Volunteers watch the sunset from Sontule, blog author Grace Galloway sits on the far right.

Three cooperatives, two co-ed and focused primarily on coffee and one exclusively female and focused on both eco-tourism and coffee, held the town together during the Sandinista revolution of the 1970s and the Contra war of the 1980s. I spent a week there leading a Comunidad Connect volunteer group. My host dad, Marvin, explained to me that he lost both his brother and sister in the war, each fighting on different sides. Mefalia, his wife and my host mother, quietly shared with me the impact the women’s cooperative made on her life. “The machismo used to be horrific. There has been a lot of education for both men and women, they are teaching the children about it in the schools. We still have a long way to go, but the men are learning to share the household chores and we are becoming more independent.”

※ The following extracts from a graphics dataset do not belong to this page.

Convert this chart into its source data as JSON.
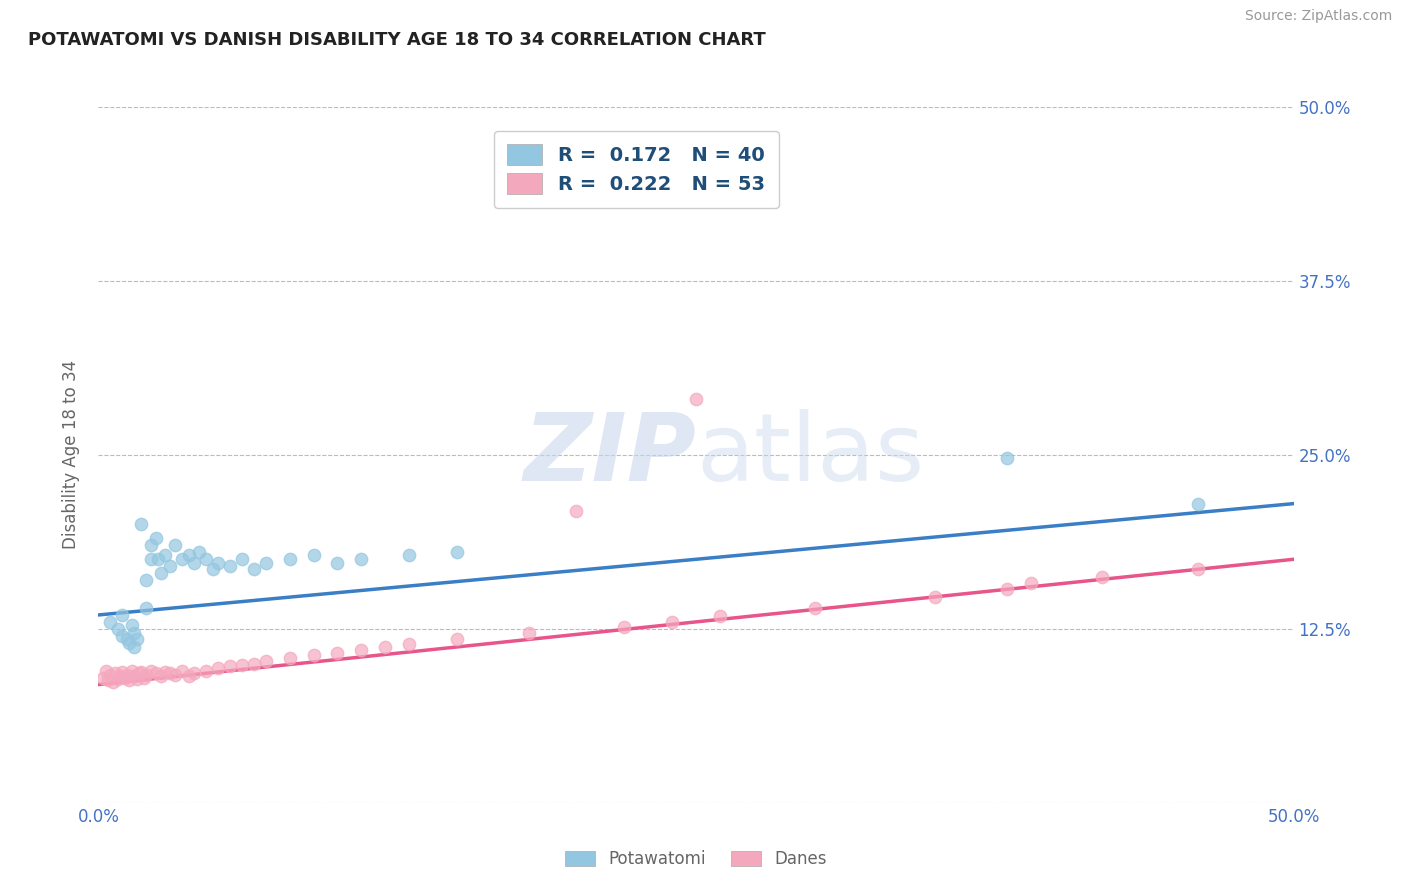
{
  "title": "POTAWATOMI VS DANISH DISABILITY AGE 18 TO 34 CORRELATION CHART",
  "source": "Source: ZipAtlas.com",
  "ylabel": "Disability Age 18 to 34",
  "xlim": [
    0.0,
    0.5
  ],
  "ylim": [
    0.0,
    0.5
  ],
  "xtick_vals": [
    0.0,
    0.125,
    0.25,
    0.375,
    0.5
  ],
  "ytick_vals": [
    0.0,
    0.125,
    0.25,
    0.375,
    0.5
  ],
  "ytick_labels_right": [
    "",
    "12.5%",
    "25.0%",
    "37.5%",
    "50.0%"
  ],
  "xtick_labels_bottom": [
    "0.0%",
    "",
    "",
    "",
    "50.0%"
  ],
  "blue_color": "#93C6E0",
  "pink_color": "#F4A8BE",
  "blue_line_color": "#3A7EC6",
  "pink_line_color": "#E8558A",
  "ytick_label_color": "#4472C4",
  "xtick_label_color": "#4472C4",
  "legend_text_color": "#1F4E79",
  "r_blue": 0.172,
  "n_blue": 40,
  "r_pink": 0.222,
  "n_pink": 53,
  "watermark_zip": "ZIP",
  "watermark_atlas": "atlas",
  "legend_label_blue": "Potawatomi",
  "legend_label_pink": "Danes",
  "blue_scatter_x": [
    0.005,
    0.008,
    0.01,
    0.01,
    0.012,
    0.013,
    0.014,
    0.015,
    0.015,
    0.016,
    0.018,
    0.02,
    0.02,
    0.022,
    0.022,
    0.024,
    0.025,
    0.026,
    0.028,
    0.03,
    0.032,
    0.035,
    0.038,
    0.04,
    0.042,
    0.045,
    0.048,
    0.05,
    0.055,
    0.06,
    0.065,
    0.07,
    0.08,
    0.09,
    0.1,
    0.11,
    0.13,
    0.15,
    0.38,
    0.46
  ],
  "blue_scatter_y": [
    0.13,
    0.125,
    0.135,
    0.12,
    0.118,
    0.115,
    0.128,
    0.112,
    0.122,
    0.118,
    0.2,
    0.14,
    0.16,
    0.175,
    0.185,
    0.19,
    0.175,
    0.165,
    0.178,
    0.17,
    0.185,
    0.175,
    0.178,
    0.172,
    0.18,
    0.175,
    0.168,
    0.172,
    0.17,
    0.175,
    0.168,
    0.172,
    0.175,
    0.178,
    0.172,
    0.175,
    0.178,
    0.18,
    0.248,
    0.215
  ],
  "pink_scatter_x": [
    0.002,
    0.003,
    0.004,
    0.005,
    0.006,
    0.007,
    0.008,
    0.009,
    0.01,
    0.011,
    0.012,
    0.013,
    0.014,
    0.015,
    0.016,
    0.017,
    0.018,
    0.019,
    0.02,
    0.022,
    0.024,
    0.026,
    0.028,
    0.03,
    0.032,
    0.035,
    0.038,
    0.04,
    0.045,
    0.05,
    0.055,
    0.06,
    0.065,
    0.07,
    0.08,
    0.09,
    0.1,
    0.11,
    0.12,
    0.13,
    0.15,
    0.18,
    0.22,
    0.24,
    0.26,
    0.3,
    0.35,
    0.38,
    0.39,
    0.42,
    0.46,
    0.25,
    0.2
  ],
  "pink_scatter_y": [
    0.09,
    0.095,
    0.088,
    0.092,
    0.087,
    0.093,
    0.089,
    0.091,
    0.094,
    0.09,
    0.092,
    0.088,
    0.095,
    0.091,
    0.089,
    0.093,
    0.094,
    0.09,
    0.092,
    0.095,
    0.093,
    0.091,
    0.094,
    0.093,
    0.092,
    0.095,
    0.091,
    0.093,
    0.095,
    0.097,
    0.098,
    0.099,
    0.1,
    0.102,
    0.104,
    0.106,
    0.108,
    0.11,
    0.112,
    0.114,
    0.118,
    0.122,
    0.126,
    0.13,
    0.134,
    0.14,
    0.148,
    0.154,
    0.158,
    0.162,
    0.168,
    0.29,
    0.21
  ]
}
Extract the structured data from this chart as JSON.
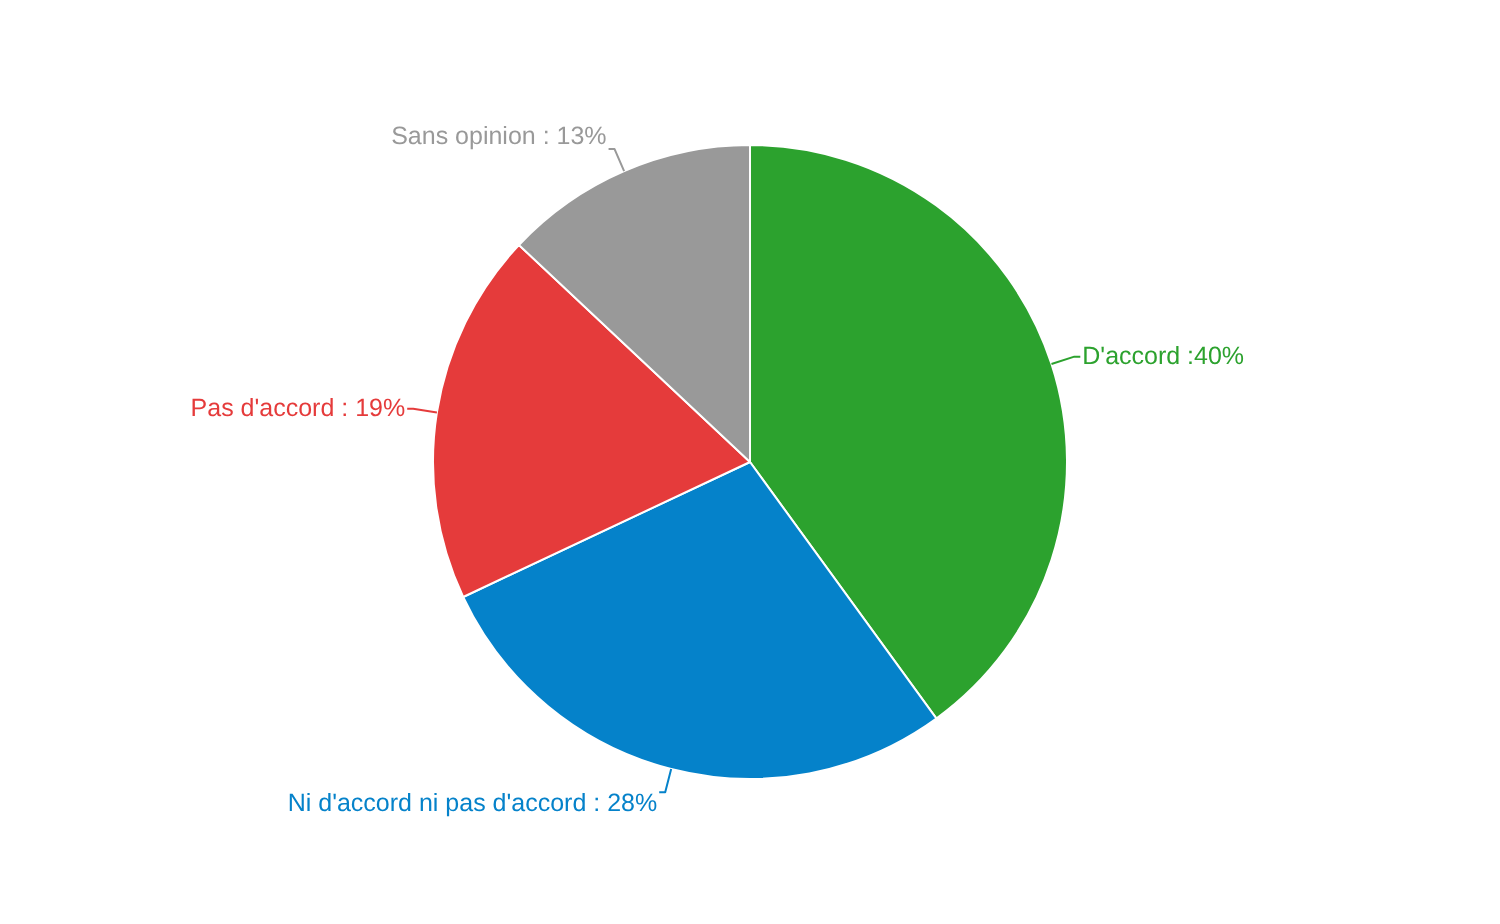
{
  "chart_data": {
    "type": "pie",
    "categories": [
      "D'accord",
      "Ni d'accord ni pas d'accord",
      "Pas d'accord",
      "Sans opinion"
    ],
    "values": [
      40,
      28,
      19,
      13
    ],
    "colors": [
      "#2ca22e",
      "#0582ca",
      "#e53b3b",
      "#999999"
    ],
    "value_labels": [
      ":40%",
      ": 28%",
      ": 19%",
      ": 13%"
    ]
  }
}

Coffee - the main form of income in Sontule

Coffee – the main form of income in Sontule

On my last night in Sontule, I sat around the dinner table with our bus driver Ronald (31) and two of Mefalia’s sons, Wilder (22) and Jason (16). As the conversation waned I decided to ask a what I thought would be a fun get-to-know-each-other question. I asked my new friends, “Si tuvieron que ser de otro país, de donde serían?” “If you had to be from a different country, where would be from?” I was met with looks of hurt, as they struggled to answer my question. They brainstormed about the beautiful women they would meet in Brazil, the delicious food they could eat in France, the American dream. After a few minutes Wilder spoke up, “Yo no cambiaría mi Nicaragua para nada.” “I wouldn’t trade my Nicaragua for anything.”

Mefalia and Marvin's host family farm.

Mefalia and Marvin’s host family farm.

Leaving Sontule the next morning brought tears to my eyes. Seeing families who less than 30 years ago were in the midst of a nightmarish war now pursuing peace and sustainability inspires me to do the same. I have been working in community development in Central America for three years and have learned so much about internal and external peace through the simplicity of rural life. I encourage all of us to find a way to learn about and through service whether it’s through Comunidad Connect and Sontule, or a different sustainable development opportunity.